WASHINGTON/ ISTANBUL - US President Donald Trump has accused Saudi Arabia of lying about the killing of Jamal Khashoggi, his strongest comments to date on the affair as pressure was building Sunday on the administration to strike a tougher line.

In an interview with the Washington Post published late Saturday, Trump stepped back from his stance that Saudi Arabia's latest explanation for the death of the journalist inside their Istanbul consulate was credible, but said he remained confident in the leadership of Crown Prince Mohammed bin Salman.

"Obviously there's been deception and there's been lies," he said of the shifting accounts offered by Riyadh.

Saudi officials originally said Khashoggi, who entered the diplomatic mission on October 2, had left unharmed, before announcing Friday he was killed inside the building in what they described as an altercation.

"Their stories are all over the place," added Trump.

Saudi Arabia faced a growing chorus of incredulity Sunday, with world powers demanding answers. British and French officials denounced the latest Saudi explanation as insufficient. Canada's foreign minister, Chrystia Freeland, said the Saudi version lacked "consistency and credibility."

Closer to home, pressure continued to grow on Trump to take a stronger stance against Saudi Arabia, the world's biggest oil exporter and a key regional power. Several senior members of Trump's Republican Party said they believed Prince Mohammed, the kingdom's de facto ruler, was linked to the killing, and one called for a "collective" Western response if a link is proved.

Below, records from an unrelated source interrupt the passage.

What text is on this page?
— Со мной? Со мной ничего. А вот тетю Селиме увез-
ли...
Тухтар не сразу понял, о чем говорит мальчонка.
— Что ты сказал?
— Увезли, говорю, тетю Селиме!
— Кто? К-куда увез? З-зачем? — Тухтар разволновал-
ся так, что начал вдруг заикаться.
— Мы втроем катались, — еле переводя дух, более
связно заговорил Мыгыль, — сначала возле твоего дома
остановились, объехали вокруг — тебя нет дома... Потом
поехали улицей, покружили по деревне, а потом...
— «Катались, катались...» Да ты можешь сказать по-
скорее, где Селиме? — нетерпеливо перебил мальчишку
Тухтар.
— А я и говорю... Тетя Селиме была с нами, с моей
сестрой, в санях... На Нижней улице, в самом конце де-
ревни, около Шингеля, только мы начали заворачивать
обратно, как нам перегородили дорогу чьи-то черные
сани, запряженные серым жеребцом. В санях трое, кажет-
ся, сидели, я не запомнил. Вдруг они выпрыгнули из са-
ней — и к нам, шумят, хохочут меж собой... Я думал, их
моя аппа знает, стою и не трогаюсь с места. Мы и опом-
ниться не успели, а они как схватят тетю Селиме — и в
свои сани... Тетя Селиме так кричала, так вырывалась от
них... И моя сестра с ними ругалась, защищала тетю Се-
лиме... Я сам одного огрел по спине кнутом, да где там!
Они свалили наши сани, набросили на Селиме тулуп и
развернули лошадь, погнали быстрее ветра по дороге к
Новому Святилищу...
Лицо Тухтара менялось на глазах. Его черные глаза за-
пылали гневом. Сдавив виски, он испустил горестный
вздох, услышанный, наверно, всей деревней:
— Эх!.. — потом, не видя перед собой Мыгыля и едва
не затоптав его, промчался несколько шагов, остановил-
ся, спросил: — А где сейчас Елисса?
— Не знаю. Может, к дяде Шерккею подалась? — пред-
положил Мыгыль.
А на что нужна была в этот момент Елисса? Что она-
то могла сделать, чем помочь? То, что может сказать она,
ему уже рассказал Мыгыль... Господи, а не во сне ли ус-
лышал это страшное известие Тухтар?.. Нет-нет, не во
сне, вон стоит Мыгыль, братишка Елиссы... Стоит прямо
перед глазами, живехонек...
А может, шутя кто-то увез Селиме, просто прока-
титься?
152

But Trump stopped far short of calling for the prince to be replaced, emphasizing as he has before how important the US-Saudi relationship is to Washington's regional strategic goals.

He described the 33-year-old prince, widely known as MBS, as a "strong person; he has very good control."

"He's seen as a person who can keep things under check," added Trump. "I mean that in a positive way."

Trump added that he has yet to be shown any evidence by intelligence officials that would make him believe MBS had any direct role.

"Nobody has told me he's responsible. Nobody has told me he's not responsible. We haven't reached that point. I haven't heard either way," the president said.

"There is a possibility he found out about it afterward. It could be something in the building went badly awry. It could be that's when he found out about it. He could have known they were bringing him back to Saudi Arabia." Amid Trump's apparent equivocations, several key Republicans demanded a tougher stance.

Meanwhile, Turkish President Recep Tayyip Erdogan on Sunday vowed to reveal within days the "naked truth" over the death of journalist Jamal Khashoggi as Riyadh insisted it did not know the whereabouts of his body and that Crown Prince Mohammed bin Salman had been unaware of any operation to kill him.

In his strongest comments to date on the affair, US President Donald Trump has accused Saudi Arabia of lying about the killing of Khashoggi, a Washington Post columnist who fell out of favour with Riyadh, as pressure built on the administration to strike a tougher line.

But the Saudi foreign minister, Adel al-Jubeir, insisted on Sunday that Prince Mohammed was "not aware" of the killing and that the kingdom does not know where the body is. Erdogan, whose ties to Saudi Arabia appear to have further soured over the Khashoggi case, said he would reveal the findings of his country's investigation into the killing in the coming days.

The Turkish leader's statement came the day after Saudi authorities conceded Khashoggi had been killed inside their diplomatic compound in Istanbul.

"We are looking for justice here and this will be revealed in all its naked truth, not through some ordinary steps but in all its naked truth," Erdogan told a rally in Istanbul.

Erdogan is expected to make a full statement to his party's MPs in parliament on Tuesday.

Turkish officials have said they believe that 15 Saudi men who arrived in Istanbul on two flights on October 2 were connected to his death.

Riyadh reacted by claiming one of the 15 had died in a car accident years ago.

Saudi officials originally said Khashoggi, who stepped inside the doors of the diplomatic mission on October 2, had left unharmed, before announcing he was killed inside the building in what they described as an altercation.

The kingdom has since admitted Khashoggi died in a "brawl" inside the consulate and said it has fired five top officials and arrested 18 others in an investigation into the killing.

"Why did the 15 men come here? Why were the 18 people arrested? That should be explained in all its details," said Erdogan.

Khashoggi, who would have been 60 this month, sought refuge in the United States after he fled his native Saudi Arabia following the 2017 appointment of strongman Mohammed bin Salman as heir to the throne.